Here is a major tip. Don’t get trapped into looking at the most prominent part of the paradox or else you might miss the best solution. The real answer came through the wife rather than the husband. As she valued and accommodated him as well as herself, the couple came to a peaceful resolution without having to pay thousands of dollars in therapy fees trying to fix a problem that had no guarantee that it could ever be fixed. As a matter of fact, the Scriptures have already told us how to do this when Paul writes in his letter to the Philippians, chapter 2, verses 3-4, “Do nothing out of selfish ambition or vain conceit. Rather, in humility value others above yourselves, not looking to your own interests but each of you to the interests of the others.” Because these verses are an equation, the converse is also true. Look not only to the interest of others, but also to your own interests. Resolutions should be equitable or else bitterness and resentment can set in, especially if one person is always the transactional loser.
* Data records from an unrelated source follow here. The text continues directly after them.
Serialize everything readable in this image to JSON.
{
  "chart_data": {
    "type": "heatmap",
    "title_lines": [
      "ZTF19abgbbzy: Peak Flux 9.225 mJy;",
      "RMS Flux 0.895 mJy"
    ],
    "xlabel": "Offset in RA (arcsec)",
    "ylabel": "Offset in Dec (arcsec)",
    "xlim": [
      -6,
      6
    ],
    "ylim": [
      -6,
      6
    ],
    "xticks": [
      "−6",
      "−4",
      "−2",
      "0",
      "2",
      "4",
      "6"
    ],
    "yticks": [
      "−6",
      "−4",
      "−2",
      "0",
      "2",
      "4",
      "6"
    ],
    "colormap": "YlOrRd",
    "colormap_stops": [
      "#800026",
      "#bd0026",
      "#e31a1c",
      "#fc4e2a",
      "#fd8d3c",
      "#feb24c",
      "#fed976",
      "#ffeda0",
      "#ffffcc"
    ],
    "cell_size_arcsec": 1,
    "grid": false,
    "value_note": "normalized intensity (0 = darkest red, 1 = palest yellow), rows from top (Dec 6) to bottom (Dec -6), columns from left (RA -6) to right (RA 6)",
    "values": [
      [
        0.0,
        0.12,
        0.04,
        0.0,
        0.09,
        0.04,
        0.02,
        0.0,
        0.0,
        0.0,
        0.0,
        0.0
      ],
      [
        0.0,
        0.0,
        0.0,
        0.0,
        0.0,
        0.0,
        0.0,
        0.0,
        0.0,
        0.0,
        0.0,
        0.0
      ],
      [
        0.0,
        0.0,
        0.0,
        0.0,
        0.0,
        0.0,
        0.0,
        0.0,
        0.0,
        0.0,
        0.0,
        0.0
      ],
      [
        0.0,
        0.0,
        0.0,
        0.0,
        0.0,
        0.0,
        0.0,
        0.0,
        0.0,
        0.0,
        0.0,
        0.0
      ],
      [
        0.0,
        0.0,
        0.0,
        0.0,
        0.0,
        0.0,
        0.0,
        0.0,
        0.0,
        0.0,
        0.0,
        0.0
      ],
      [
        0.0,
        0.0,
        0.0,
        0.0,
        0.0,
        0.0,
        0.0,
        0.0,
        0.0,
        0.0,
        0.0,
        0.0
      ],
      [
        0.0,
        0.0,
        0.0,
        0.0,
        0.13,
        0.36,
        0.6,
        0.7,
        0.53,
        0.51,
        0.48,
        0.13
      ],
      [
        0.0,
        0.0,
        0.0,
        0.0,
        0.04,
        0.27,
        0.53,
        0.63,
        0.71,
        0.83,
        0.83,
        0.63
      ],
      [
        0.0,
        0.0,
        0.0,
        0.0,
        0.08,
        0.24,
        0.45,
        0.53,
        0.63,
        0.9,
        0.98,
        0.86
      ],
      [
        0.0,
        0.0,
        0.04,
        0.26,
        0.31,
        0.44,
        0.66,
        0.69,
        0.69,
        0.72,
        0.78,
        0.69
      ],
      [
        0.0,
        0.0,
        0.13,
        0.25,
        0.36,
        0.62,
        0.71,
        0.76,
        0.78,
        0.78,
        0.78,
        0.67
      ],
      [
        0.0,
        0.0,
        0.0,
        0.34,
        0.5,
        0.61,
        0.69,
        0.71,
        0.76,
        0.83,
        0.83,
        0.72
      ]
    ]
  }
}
All paradoxes can be solved in this manner. Some are a little more difficult because multiple values by both parties can make them more complex. The key to solving them is to find first everything that is being fixated on and then converting them to what is being valued. Once you have done that then you can compare each other’s values to find where they are conflicting, followed by a solution that accommodates what is important to both people.